James Connolly, der Gewerkschaftler und Sozialist, von dem Michael Collins sagte, er wäre ihm auch durch die Hölle gefolgt, war nicht nur der Anführer der Dubliner Brigade und damit der eigentliche Kopf des Aufstandes. Ihm war sehr bewusst, dass nationale Befreiung alleine keine wesentliche Änderung der sozialen Verhältnisse bringen würde. Connollys Worte aus dem Jahr 1915 sind immer noch aktuell:

„‚Wenn Irland frei sei wird’, sagt der Patriot, der vom Sozialismus nichts wissen will, ‚werden wir alle Klassen beschützen.

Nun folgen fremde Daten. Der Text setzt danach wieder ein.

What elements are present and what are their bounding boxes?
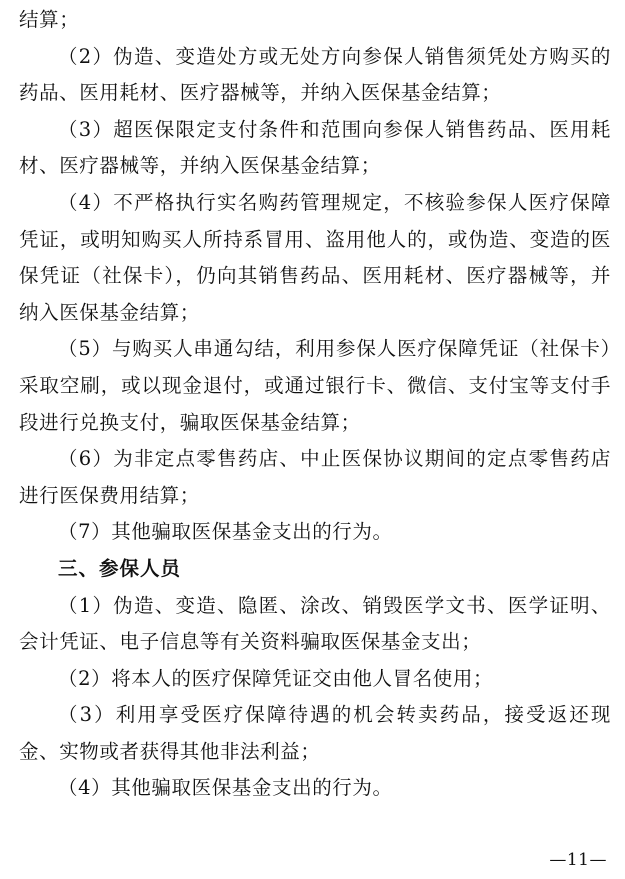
list-item-pharmacy-6: （6）为非定点零售药店、中止医保协议期间的定点零售药店进行医保费用结算； — [19, 447, 611, 507]
list-item-pharmacy-3: （3）超医保限定支付条件和范围向参保人销售药品、医用耗材、医疗器械等，并纳入医保基金结算； — [19, 117, 611, 178]
list-item-insured-4: （4）其他骗取医保基金支出的行为。 — [58, 776, 393, 800]
list-item-insured-2: （2）将本人的医疗保障凭证交由他人冒名使用； — [58, 666, 494, 690]
list-item-pharmacy-4: （4）不严格执行实名购药管理规定，不核验参保人医疗保障凭证，或明知购买人所持系冒用、盗用他人的，或伪造、变造的医保凭证（社保卡），仍向其销售药品、医用耗材、医疗器械等，并纳入医保基金结算； — [19, 190, 611, 324]
list-item-pharmacy-5: （5）与购买人串通勾结，利用参保人医疗保障凭证（社保卡）采取空刷，或以现金退付，或通过银行卡、微信、支付宝等支付手段进行兑换支付，骗取医保基金结算； — [19, 337, 611, 434]
page-number: —11— — [549, 850, 607, 870]
list-item-pharmacy-2: （2）伪造、变造处方或无处方向参保人销售须凭处方购买的药品、医用耗材、医疗器械等，并纳入医保基金结算； — [19, 44, 611, 105]
continued-text: 结算； — [19, 8, 80, 31]
list-item-insured-3: （3）利用享受医疗保障待遇的机会转卖药品，接受返还现金、实物或者获得其他非法利益； — [19, 703, 611, 763]
list-item-pharmacy-7: （7）其他骗取医保基金支出的行为。 — [58, 520, 393, 544]
document-body — [19, 2, 611, 807]
section-heading: 三、参保人员 — [58, 556, 182, 580]
list-item-insured-1: （1）伪造、变造、隐匿、涂改、销毁医学文书、医学证明、会计凭证、电子信息等有关资料骗取医保基金支出； — [19, 593, 611, 654]
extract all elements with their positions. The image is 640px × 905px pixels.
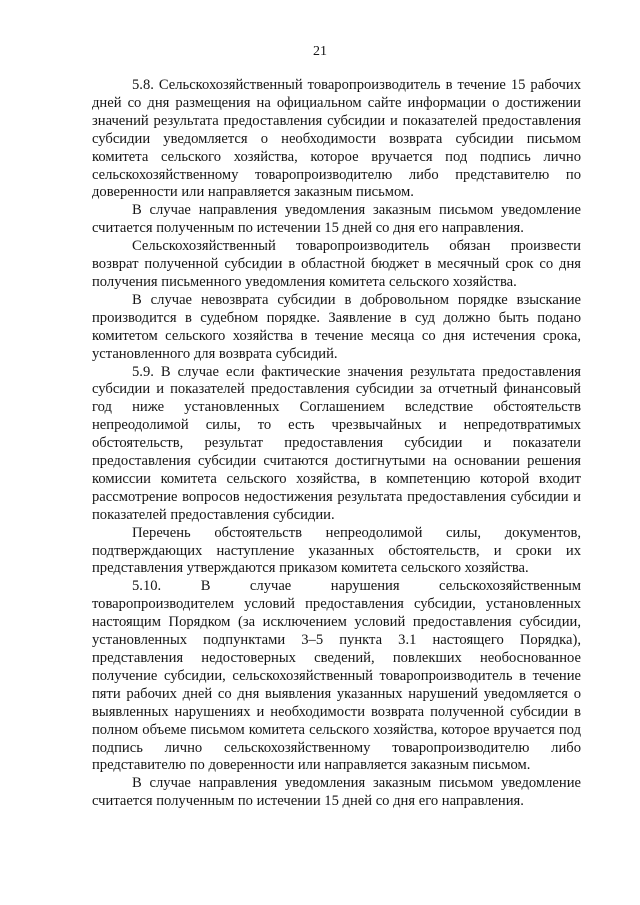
paragraph-notice-registered-mail-2: В случае направления уведомления заказным письмом уведомление считается полученным по истечении 15 дней со дня его направления. [92,775,581,810]
paragraph-5-8: 5.8. Сельскохозяйственный товаропроизводитель в течение 15 рабочих дней со дня размещения на официальном сайте информации о достижении значений результата предоставления субсидии и показателей предоставления субсидии уведомляется о необходимости возврата субсидии письмом комитета сельского хозяйства, которое вручается под подпись лично сельскохозяйственному товаропроизводителю либо представителю по доверенности или направляется заказным письмом. [92,77,581,201]
paragraph-court-recovery: В случае невозврата субсидии в добровольном порядке взыскание производится в судебном порядке. Заявление в суд должно быть подано комитетом сельского хозяйства в течение месяца со дня истечения срока, установленного для возврата субсидий. [92,291,581,362]
paragraph-5-10: 5.10. В случае нарушения сельскохозяйственным товаропроизводителем условий предоставления субсидии, установленных настоящим Порядком (за исключением условий предоставления субсидии, установленных подпунктами 3–5 пункта 3.1 настоящего Порядка), представления недостоверных сведений, повлекших необоснованное получение субсидии, сельскохозяйственный товаропроизводитель в течение пяти рабочих дней со дня выявления указанных нарушений уведомляется о выявленных нарушениях и необходимости возврата полученной субсидии в полном объеме письмом комитета сельского хозяйства, которое вручается под подпись лично сельскохозяйственному товаропроизводителю либо представителю по доверенности или направляется заказным письмом. [92,578,581,774]
paragraph-force-majeure-list: Перечень обстоятельств непреодолимой силы, документов, подтверждающих наступление указанных обстоятельств, и сроки их представления утверждаются приказом комитета сельского хозяйства. [92,524,581,577]
paragraph-5-9: 5.9. В случае если фактические значения результата предоставления субсидии и показателей предоставления субсидии за отчетный финансовый год ниже установленных Соглашением вследствие обстоятельств непреодолимой силы, то есть чрезвычайных и непредотвратимых обстоятельств, результат предоставления субсидии и показатели предоставления субсидии считаются достигнутыми на основании решения комиссии комитета сельского хозяйства, в компетенцию которой входит рассмотрение вопросов недостижения результата предоставления субсидии и показателей предоставления субсидии. [92,363,581,523]
document-body [92,77,581,811]
paragraph-notice-registered-mail: В случае направления уведомления заказным письмом уведомление считается полученным по истечении 15 дней со дня его направления. [92,202,581,237]
paragraph-return-obligation: Сельскохозяйственный товаропроизводитель обязан произвести возврат полученной субсидии в областной бюджет в месячный срок со дня получения письменного уведомления комитета сельского хозяйства. [92,238,581,290]
page-number: 21 [313,44,327,59]
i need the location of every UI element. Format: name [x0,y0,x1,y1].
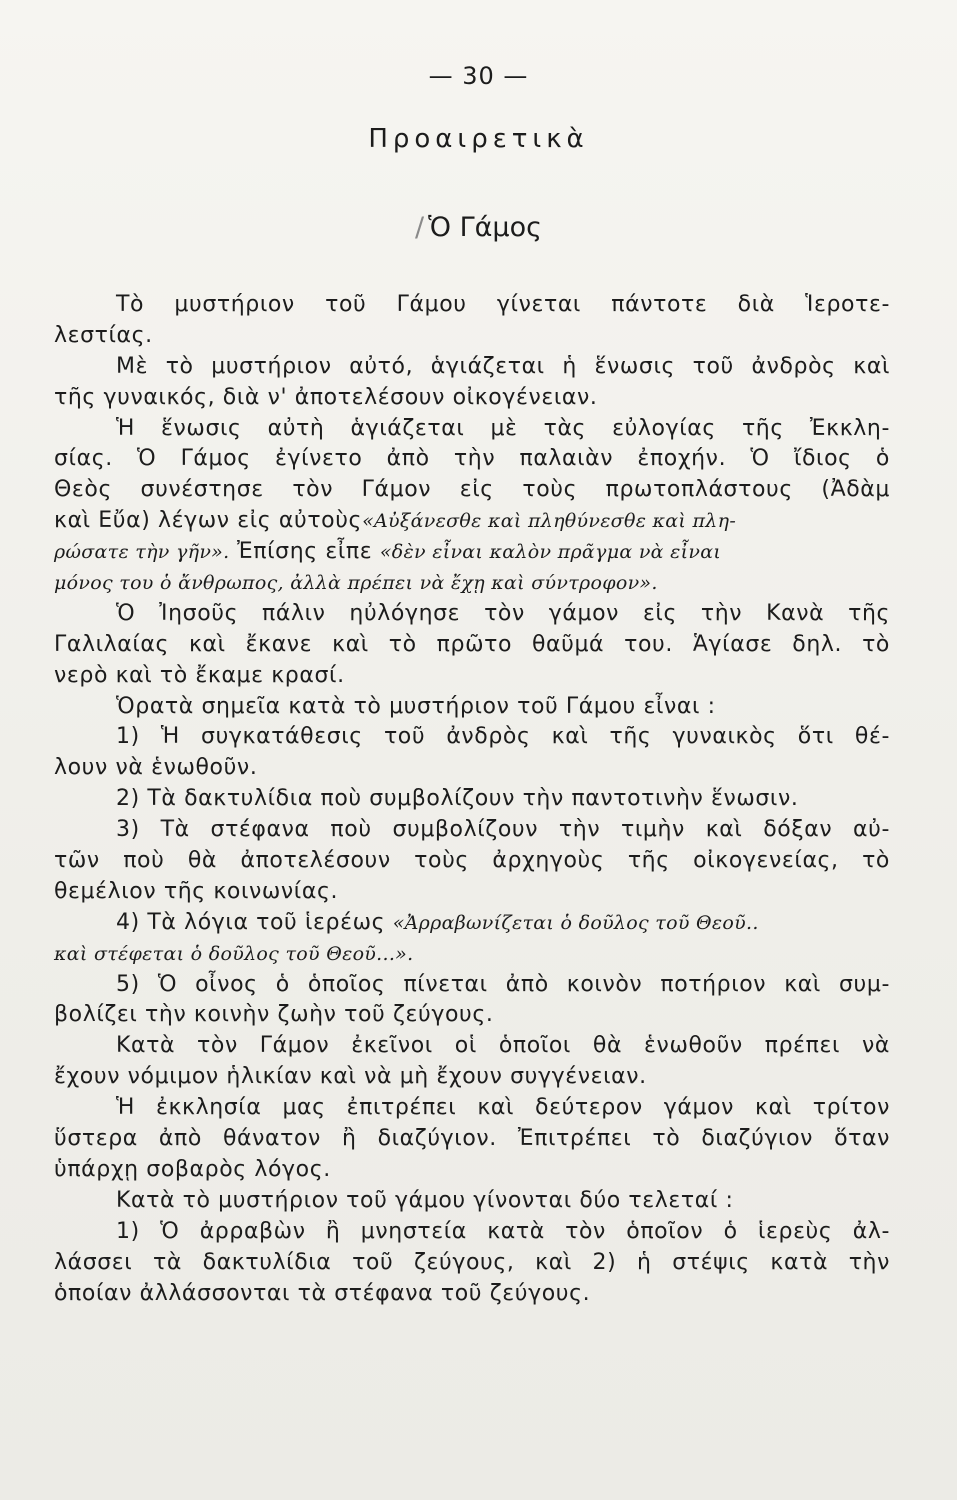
text-line [54,475,890,506]
text-line [54,1062,890,1093]
quote-text: ρώσατε τὴν γῆν». [54,541,230,564]
text-line [54,1279,890,1310]
line-text: τῆς γυναικός, διὰ ν' ἀποτελέσουν οἰκογένειαν. [54,384,598,410]
quote-text: «Ἀρραβωνίζεται ὁ δοῦλος τοῦ Θεοῦ.. [392,911,759,934]
line-text: Τὸ μυστήριον τοῦ Γάμου γίνεται πάντοτε διὰ Ἱεροτε- [116,292,890,317]
line-text: καὶ Εὔα) λέγων εἰς αὐτοὺς [54,508,363,534]
line-text: Κατὰ τὸν Γάμον ἐκεῖνοι οἱ ὁποῖοι θὰ ἑνωθοῦν πρέπει νὰ [116,1033,890,1059]
text-line [54,815,890,846]
text-line [54,414,890,445]
line-text: 2) Τὰ δακτυλίδια ποὺ συμβολίζουν τὴν παντοτινὴν ἕνωσιν. [116,786,799,812]
text-line [54,599,890,630]
section-title: Προαιρετικὰ [368,124,589,154]
line-text: 4) Τὰ λόγια τοῦ ἱερέως [116,909,393,935]
line-text: Θεὸς συνέστησε τὸν Γάμον εἰς τοὺς πρωτοπλάστους (Ἀδὰμ [54,477,890,503]
quote-text: «Αὐξάνεσθε καὶ πληθύνεσθε καὶ πλη- [362,510,737,533]
line-text: λουν νὰ ἑνωθοῦν. [54,755,258,781]
body-text [54,290,890,1309]
text-line [54,444,890,475]
line-text: λεστίας. [54,322,153,348]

Doch wenn du deine Miete nicht mehr zahlen kannst, schmeißen wir dich auf die Straße. Aber diejenigen, die Zwangsräumungen ausführen und anordnen, werden grüne Uniformen mit einer Harfe ohne Krone tragen und der Befehl wird den Stempel der irischen Republik tragen!’… Deswegen sage ich, organisieren wir uns alle als eine Klasse, die den Herren entgegentritt und ihre Herrschaft beendet. Organisieren wir uns, um die Umklammerung des öffentlichen Lebens durch ihre politische Macht zu lösen, organisieren wir uns, um ihre Krallen wegzureißen vom Land und von den Werkstätten, in denen sie uns versklaven. Organisieren wir uns, um unser Leben vom sozialen Kannibalismus zu reinigen, vom Ausrauben des Menschen durch seinen Mitmenschen.“

Anmerkungen

[1] In der Frühzeit und im Mittelalter beanspruchten zwar immer mal wieder einige keltische Stammesführer den Titel „Hochkönig“, aber diese archaische Bündnisorganisation war denn doch etwas anderes, als der Staat, um den es den Aufständischen ging.

[2] Lichtschwerter entstammen ursprünglich nicht George Lucas „Star Wars“, sondern der irischen Mythologie von Lugh mit der silbernen Hand, der gegen den einäugigen Riesen Balor kämpfte.

[3] Schätzungen gehen von bis zu 10 Millionen seit dem 17. Jahrhundert aus, wobei etwa 80 Millionen ihrer Nachkommen sich auch heute noch als Iren verstehen, das entspricht mehr als dem Zwölffachen der Einwohnerzahl der gesamten irischen Insel.

[4] Eigentümer der Straßenbahn war ironischerweise der irische Nationalist William Martin Murphy, während die Streikenden von englischen Gewerkschaften unterstützt wurden – ein früher Hinweis, dass Klassenkämpfe nur antinational geführt werden können.

[5] Wobei nur etwa 70% in diesen Regimentern auch tatsächlich Iren waren.

[6] Sir Robert Casement (1864-1916), irischer Protestant, zunächst im Auftrag der englischen Krone als Gesandter tätig, klärte Verbrechen gegen die Menschlichkeit in Peru und Kongo auf und wurde dafür zum Ritter geschlagen. Ab 1913 beteiligte er sich am Aufbau und der Bewaffnung der Irish Volunteers.